The Republican Party was born at a meeting convened by former New Hampshire Congressman Amos Tuck on Oct. 12, 1853. That gathering in Exeter brought former Whigs, disgruntled Democrats, Free Soil men and Know-Nothings together to assert a truth they held to be self-evident: Slavery must not be allowed to expand.
The nation was suffering from the terrible flaw at its heart: the contradiction between "all men are created equal" and the South's "peculiar institution." For decades, the South had been trying to force its sick system on the entire country, demanding new territories for slavery's expansion, insisting that free states honor fugitive slave laws, and pushing for the institution's permanent protection.
Amos Tuck and his allies did more than found a party opposed to the slave power. As Abraham Lincoln in New Hampshire reminds us, Granite Staters played a decisive role in picking that party's first president - and freedom's great champion.
First published in 1929, Abraham Lincoln in New Hampshire is an improbably thrilling study of Lincoln's fateful 1860 visit to four New Hampshire cities. Its author, Elwin Page (1876-1974) was an associate justice of the New Hampshire Supreme Court whose talents for lucid prose and stubborn research also suited his avocation, New Hampshire history.
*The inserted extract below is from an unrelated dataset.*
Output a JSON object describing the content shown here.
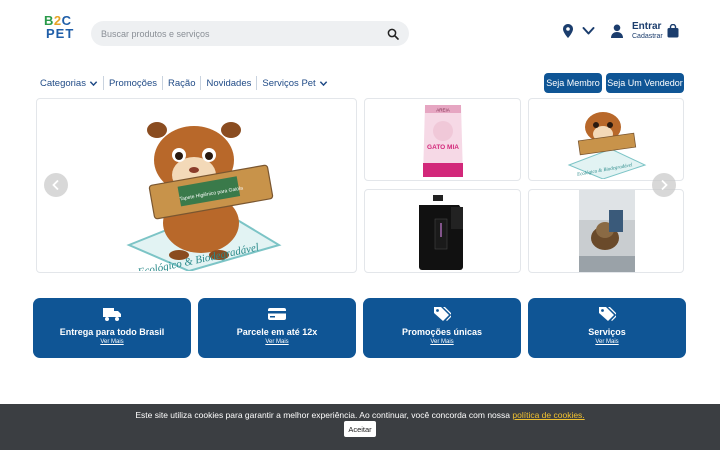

As a young man, Page sometimes wrote for the Concord Monitor, and it's altogether right and fitting that a new edition of Abraham Lincoln in New Hampshire should be introduced and updated by Monitor editor emeritus Mike Pride, another ardent chronicler of New Hampshire history. Pride weaves new sources into Page's text with a collaborative grace that both pays homage to and significantly improves upon Page's original.
When history comments on Lincoln's trip East in the late winter of 1860, it rightly emphasizes the importance of his lecture at Cooper Union in New York City, often referred to, Pride notes, "as 'the speech that made Lincoln president.' " The New England speaking tour that followed is generally treated as a footnote, "an afterthought worthy of little attention."
Abraham Lincoln in New Hampshire begs to differ: "Meeting and speaking directly with the state's political leaders paid Lincoln quick dividends." Lincoln's speeches in Concord, Manchester, Dover and Exeter didn't create a national sensation, but they won him a majority of New Hampshire delegates. New Hampshire was the second state to answer the roll call in the Chicago convention's first ballot; the state's enthusiasm for Lincoln was startling and decisive, sparking wildfire conversions. Lincoln was nominated on the third ballot.
Concerning the why and how of Lincoln's trip East, emphasis on the Cooper Union speech wags the dog. Lincoln didn't come East to speak in New York; he took advantage of a paid speaking engagement at Cooper Union to underwrite his real purpose: visiting Robert Todd Lincoln, then a student at Phillips Academy in Exeter. The year before, Robert had botched his Harvard entrance exam. In later years, Page writes, Robert used to say "that his abysmal flunk of Harvard . . . made his father President."
A narrative of small occurrences with great consequences, Abraham Lincoln in New Hampshire fascinates because its limited scope - a few days' travel, a few public appearances, a father's visit to his son - allows great depth of focus. A biography might summarize the entire trip with a sentence or two from a single eyewitness; Lincoln in New Hampshire offers generous testimony from multiple points of view. We meet Lincoln through the eyes of numerous citizens; most make remarkably similar passages from skepticism to awe.
"My eyes were all for Lincoln," one lecture-goer recalled. "I saw a man whose face impressed me as one of the saddest and most melancholy faces that I had ever seen. His hair was rumpled, his neckwear was all awry, he sat somewhat bent in the chair, and altogether presented a very remarkable, and, to us, disappointing appearance."
But witness after witness experienced a transformation: "He rose slowly . . . drew himself up to his full height of six feet, four inches, and began his speech. Not ten minutes had passed before his uncouth appearance was absolutely forgotten. . . . His face lighted up and the man was changed."
In each of his talks, Lincoln displayed his persuasive gift. "It was not oratory," Page writes, but "scholarship of the profoundest sort, falling from the lips of a man untutored by schools but genuinely educated."
Lincoln offered extraordinarily clear explanations of the country's dilemma: "We are a nation of about thirty millions - nearly one sixth slaves, owned as property by a small portion of the rest, who insist upon its protection by government as other property. As this property is valued at $2,000,000,000, it is not strange that the holders of it should not agree with us in regarding it as an evil. It has been said that the truth of the Bible could not be seen through a guinea, and it is not strange that the slaveholders cannot see the truth of this matter through two thousand millions of dollars."
In his debates with Stephen Douglas, Lincoln had declared, "I believe this government cannot endure permanently half slave and half free."
When we insist on controlling what does not belong to us - in Lincoln's time, human beings; in our time, other nations and their resources - we distort our society, our laws and the meaning of the American experiment. Abraham Lincoln in New Hampshire is an inspiring study of a politician confronting crisis and free people reclaiming their principles.